Reporter: Ghina Ghaliya Quddus, Lidya Yuniartha | Editor: Yudho Winarto
KONTAN.CO.ID - JAKARTA. Baru saja keluar, Peraturan Menteri Keuangan (PMK) No.15/PMK.03/2018 tentang Cara Lain Penghitungan Peredaran Bruto langsung membuat resah. Protes langsung datang dari pengusaha. Mereka menilai: aturan itu akan memacu masalah yang bisa merugikan wajib pajak.
Sesuai PMK No15/2018, penghitungan peredaran bruto atau omzet suatu usaha bisa dilakukan dengan delapan cara.
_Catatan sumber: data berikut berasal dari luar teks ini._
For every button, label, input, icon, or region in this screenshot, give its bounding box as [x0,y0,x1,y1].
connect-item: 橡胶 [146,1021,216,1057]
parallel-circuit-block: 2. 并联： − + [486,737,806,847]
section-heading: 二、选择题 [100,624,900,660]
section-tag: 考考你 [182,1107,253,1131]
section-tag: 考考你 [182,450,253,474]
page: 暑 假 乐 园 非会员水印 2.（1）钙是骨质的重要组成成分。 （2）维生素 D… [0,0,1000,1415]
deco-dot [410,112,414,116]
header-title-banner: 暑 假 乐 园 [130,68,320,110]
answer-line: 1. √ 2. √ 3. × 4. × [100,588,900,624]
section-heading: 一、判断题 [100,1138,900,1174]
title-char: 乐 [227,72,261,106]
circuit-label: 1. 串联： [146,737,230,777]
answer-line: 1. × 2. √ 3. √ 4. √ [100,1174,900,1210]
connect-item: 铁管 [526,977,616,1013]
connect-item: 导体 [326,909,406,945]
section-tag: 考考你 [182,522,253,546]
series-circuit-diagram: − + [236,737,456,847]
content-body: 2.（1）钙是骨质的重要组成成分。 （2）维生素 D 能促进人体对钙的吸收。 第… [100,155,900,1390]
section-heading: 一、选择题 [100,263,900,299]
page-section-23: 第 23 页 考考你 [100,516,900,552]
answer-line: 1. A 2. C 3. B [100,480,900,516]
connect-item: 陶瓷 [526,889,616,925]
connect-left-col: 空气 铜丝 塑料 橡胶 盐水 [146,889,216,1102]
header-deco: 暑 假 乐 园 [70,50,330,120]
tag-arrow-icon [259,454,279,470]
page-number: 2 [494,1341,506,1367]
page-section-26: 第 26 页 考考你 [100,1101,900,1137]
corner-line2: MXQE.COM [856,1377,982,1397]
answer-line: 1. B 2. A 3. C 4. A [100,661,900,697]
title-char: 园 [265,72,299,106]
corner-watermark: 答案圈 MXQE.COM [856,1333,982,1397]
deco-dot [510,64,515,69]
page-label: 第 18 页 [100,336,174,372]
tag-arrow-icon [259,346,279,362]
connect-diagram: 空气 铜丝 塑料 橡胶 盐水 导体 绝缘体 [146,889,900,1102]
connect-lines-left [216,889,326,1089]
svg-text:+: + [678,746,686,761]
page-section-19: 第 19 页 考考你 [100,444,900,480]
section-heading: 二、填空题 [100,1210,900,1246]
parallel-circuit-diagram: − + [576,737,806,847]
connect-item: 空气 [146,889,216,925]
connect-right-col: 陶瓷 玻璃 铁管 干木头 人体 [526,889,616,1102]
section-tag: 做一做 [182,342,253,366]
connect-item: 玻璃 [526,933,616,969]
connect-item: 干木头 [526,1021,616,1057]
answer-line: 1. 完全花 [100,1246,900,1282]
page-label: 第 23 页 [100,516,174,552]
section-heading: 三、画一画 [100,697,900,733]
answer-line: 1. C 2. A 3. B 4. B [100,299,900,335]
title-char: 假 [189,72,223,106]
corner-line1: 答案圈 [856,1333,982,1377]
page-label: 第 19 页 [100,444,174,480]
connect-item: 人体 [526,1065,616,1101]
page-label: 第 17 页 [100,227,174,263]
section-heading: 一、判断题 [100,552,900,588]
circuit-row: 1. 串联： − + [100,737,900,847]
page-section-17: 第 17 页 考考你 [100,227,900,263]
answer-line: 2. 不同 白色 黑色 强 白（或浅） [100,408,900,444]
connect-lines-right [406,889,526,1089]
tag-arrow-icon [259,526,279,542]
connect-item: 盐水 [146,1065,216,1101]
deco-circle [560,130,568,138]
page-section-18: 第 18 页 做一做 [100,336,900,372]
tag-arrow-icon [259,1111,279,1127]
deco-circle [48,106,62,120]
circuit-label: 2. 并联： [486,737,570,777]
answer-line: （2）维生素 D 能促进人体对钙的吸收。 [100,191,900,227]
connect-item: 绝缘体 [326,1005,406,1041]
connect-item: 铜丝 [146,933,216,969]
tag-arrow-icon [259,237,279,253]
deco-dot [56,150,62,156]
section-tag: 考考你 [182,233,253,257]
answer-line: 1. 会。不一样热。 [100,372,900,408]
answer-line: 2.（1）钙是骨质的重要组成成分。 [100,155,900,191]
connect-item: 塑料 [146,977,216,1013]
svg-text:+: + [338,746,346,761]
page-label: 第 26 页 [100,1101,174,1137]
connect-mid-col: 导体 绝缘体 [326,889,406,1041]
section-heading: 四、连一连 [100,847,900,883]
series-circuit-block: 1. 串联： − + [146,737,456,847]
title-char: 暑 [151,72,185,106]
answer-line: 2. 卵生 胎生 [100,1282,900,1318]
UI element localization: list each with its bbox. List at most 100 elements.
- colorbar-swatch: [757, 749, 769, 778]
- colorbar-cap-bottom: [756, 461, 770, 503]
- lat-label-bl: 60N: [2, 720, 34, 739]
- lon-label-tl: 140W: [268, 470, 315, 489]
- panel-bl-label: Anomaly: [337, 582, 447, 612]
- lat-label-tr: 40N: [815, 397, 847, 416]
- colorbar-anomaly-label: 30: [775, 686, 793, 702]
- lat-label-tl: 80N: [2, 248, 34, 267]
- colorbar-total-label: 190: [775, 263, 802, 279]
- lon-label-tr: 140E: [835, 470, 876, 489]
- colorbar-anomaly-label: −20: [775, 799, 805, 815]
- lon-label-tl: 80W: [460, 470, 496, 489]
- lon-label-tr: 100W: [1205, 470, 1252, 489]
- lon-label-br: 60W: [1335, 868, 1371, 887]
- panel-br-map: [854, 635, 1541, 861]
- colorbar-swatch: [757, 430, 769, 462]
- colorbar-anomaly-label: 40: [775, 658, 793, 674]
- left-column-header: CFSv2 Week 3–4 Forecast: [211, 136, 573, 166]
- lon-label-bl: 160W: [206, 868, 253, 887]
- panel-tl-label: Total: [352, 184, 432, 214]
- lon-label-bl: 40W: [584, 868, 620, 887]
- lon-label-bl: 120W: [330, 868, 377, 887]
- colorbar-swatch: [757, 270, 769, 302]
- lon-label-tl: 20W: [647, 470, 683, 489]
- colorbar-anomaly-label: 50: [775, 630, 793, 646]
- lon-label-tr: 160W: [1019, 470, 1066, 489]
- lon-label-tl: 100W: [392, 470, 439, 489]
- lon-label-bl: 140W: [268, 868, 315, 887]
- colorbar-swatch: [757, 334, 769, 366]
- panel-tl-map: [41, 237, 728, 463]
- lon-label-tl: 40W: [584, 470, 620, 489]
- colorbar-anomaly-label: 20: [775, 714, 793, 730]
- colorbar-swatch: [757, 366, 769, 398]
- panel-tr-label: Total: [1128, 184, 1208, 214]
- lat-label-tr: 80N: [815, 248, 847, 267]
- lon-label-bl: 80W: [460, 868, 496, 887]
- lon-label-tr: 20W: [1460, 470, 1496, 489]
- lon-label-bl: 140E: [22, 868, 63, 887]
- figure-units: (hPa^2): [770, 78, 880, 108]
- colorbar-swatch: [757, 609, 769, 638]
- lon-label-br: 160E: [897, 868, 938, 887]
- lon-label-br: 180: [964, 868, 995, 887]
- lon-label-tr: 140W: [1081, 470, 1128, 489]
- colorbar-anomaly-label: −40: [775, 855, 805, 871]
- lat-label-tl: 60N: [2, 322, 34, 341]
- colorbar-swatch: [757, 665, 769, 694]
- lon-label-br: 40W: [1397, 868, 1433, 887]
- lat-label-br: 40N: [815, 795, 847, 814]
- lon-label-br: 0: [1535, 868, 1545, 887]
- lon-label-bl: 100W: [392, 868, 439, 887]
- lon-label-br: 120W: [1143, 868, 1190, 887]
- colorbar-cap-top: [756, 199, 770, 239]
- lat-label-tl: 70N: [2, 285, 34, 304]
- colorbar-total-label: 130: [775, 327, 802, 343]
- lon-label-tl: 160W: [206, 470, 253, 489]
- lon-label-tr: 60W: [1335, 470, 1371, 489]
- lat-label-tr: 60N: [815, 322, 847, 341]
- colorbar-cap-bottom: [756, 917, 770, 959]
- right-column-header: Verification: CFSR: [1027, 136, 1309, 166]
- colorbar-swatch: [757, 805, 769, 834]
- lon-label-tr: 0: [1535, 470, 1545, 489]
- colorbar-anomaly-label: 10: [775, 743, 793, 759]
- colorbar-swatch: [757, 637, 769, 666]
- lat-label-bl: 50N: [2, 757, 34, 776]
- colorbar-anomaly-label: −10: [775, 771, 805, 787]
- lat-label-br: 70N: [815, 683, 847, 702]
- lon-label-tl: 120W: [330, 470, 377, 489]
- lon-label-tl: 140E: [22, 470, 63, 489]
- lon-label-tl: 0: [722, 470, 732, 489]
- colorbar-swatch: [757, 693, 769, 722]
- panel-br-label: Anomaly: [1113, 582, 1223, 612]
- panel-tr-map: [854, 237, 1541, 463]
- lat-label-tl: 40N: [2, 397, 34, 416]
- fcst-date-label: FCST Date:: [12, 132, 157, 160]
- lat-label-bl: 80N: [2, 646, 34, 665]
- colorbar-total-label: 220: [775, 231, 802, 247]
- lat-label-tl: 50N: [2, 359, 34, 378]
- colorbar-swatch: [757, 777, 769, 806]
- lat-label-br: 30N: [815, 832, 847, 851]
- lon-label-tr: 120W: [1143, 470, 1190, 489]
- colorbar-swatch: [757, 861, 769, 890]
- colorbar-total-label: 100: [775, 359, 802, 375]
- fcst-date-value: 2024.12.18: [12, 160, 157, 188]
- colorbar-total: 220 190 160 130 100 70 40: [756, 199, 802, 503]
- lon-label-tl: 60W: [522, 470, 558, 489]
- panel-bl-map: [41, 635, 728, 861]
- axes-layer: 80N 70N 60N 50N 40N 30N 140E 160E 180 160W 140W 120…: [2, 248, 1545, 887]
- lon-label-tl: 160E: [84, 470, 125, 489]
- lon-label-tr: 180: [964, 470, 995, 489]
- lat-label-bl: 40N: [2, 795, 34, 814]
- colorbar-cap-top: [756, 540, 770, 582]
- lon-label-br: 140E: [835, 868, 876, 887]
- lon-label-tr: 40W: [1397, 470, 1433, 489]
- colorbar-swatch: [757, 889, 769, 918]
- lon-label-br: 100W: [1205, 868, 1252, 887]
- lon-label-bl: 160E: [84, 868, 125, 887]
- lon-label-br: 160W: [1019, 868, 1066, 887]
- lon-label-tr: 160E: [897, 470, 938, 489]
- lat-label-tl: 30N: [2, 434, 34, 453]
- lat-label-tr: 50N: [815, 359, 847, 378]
Delapan cara penghitungan omzet ini berlaku bagi WP yang tidak bisa menyelenggarakan pembukuan atas usahanya.
Wakil Ketua Komite Tetap Bidang Perpajakan Kamar Dagang dan Industri (Kadin) Herman Juwono menilai, regulasi itu hanya memudahkan petugas pajak, tapi tidak bagi pengusaha. "Dari kacamata fiskus, aturan ini bisa dibenarkan, tapi dari kacamata legalitas, kurang bisa dibenarkan karena tak didukung data yang kuat," ujar Herman kepada KONTAN, Kamis (1/3).
Dia berharap, penghitungan penghasilan kena pajak harus kuat. "Dengan model penghitungan baru oleh aparat pajak, semuanya jadi debatable," tandas Herman lagi.
PMK 15/2018 tersebut, menurutnya, juga tak sesuai Undang-undang (UU) Perpajakan yang menyatakan, penghasilan harus dibuktikan dengan bukti seperti faktur, nota, kuitansi, dan lain-lain.
Pengusaha juga khawatir, petugas pajak akan memanfaatkan kewenangan itu dengan serampangan dengan datang langsung untuk melakukan pemeriksaan. "Seyogyanya petugas pajak memberi tahu lebih dulu, kenapa wajib pajak ditanggap tak kooperatif," imbuh Siddhi Widyapratama, Wakil Industri Keuangan Non-Bank Dewan Pimpinan Asosiasi Pengusaha Indonesia (Apindo) .
Pengamat pajak Universitas Pelita Harapan (UPH) Ronny Boko mengatakan, banyak orang Indonesia yang memiliki sumber penghasilan lebih dari satu. Namun, tidak semua orang memahami aturan tentang kewajiban pembukuan.
Dia menilai, PMK itu akan diterapkan kalau ada temuan bila ternyata pembukuan yang dilakukan wajib pajak tak benar. "Harusnya Kemkeu sosialisasi lagi aturan kewajiban pembukuan," jelas Ronny.
Direktur Penyuluhan Pelayanan dan Humas Ditjen Pajak Hestu Yoga Saksama mengatakan, aturan tersebut justru menguntungkan wajib pajak karena ada kepastian penghitungan. "Metode di PMK itu biasa kami gunakan. Kami mengenalnya sebagai metode tak langsung karena tak bersumber dari pembukuan wajib pajak," kata Hestu ke KONTAN, Kamis (1/3).
Dia menambahkan, metode itu juga bisa dilakukan ke wajib pajak yang punya pembukuan baik. Tujuannya adalah untuk menguji atas laporan pajaknya.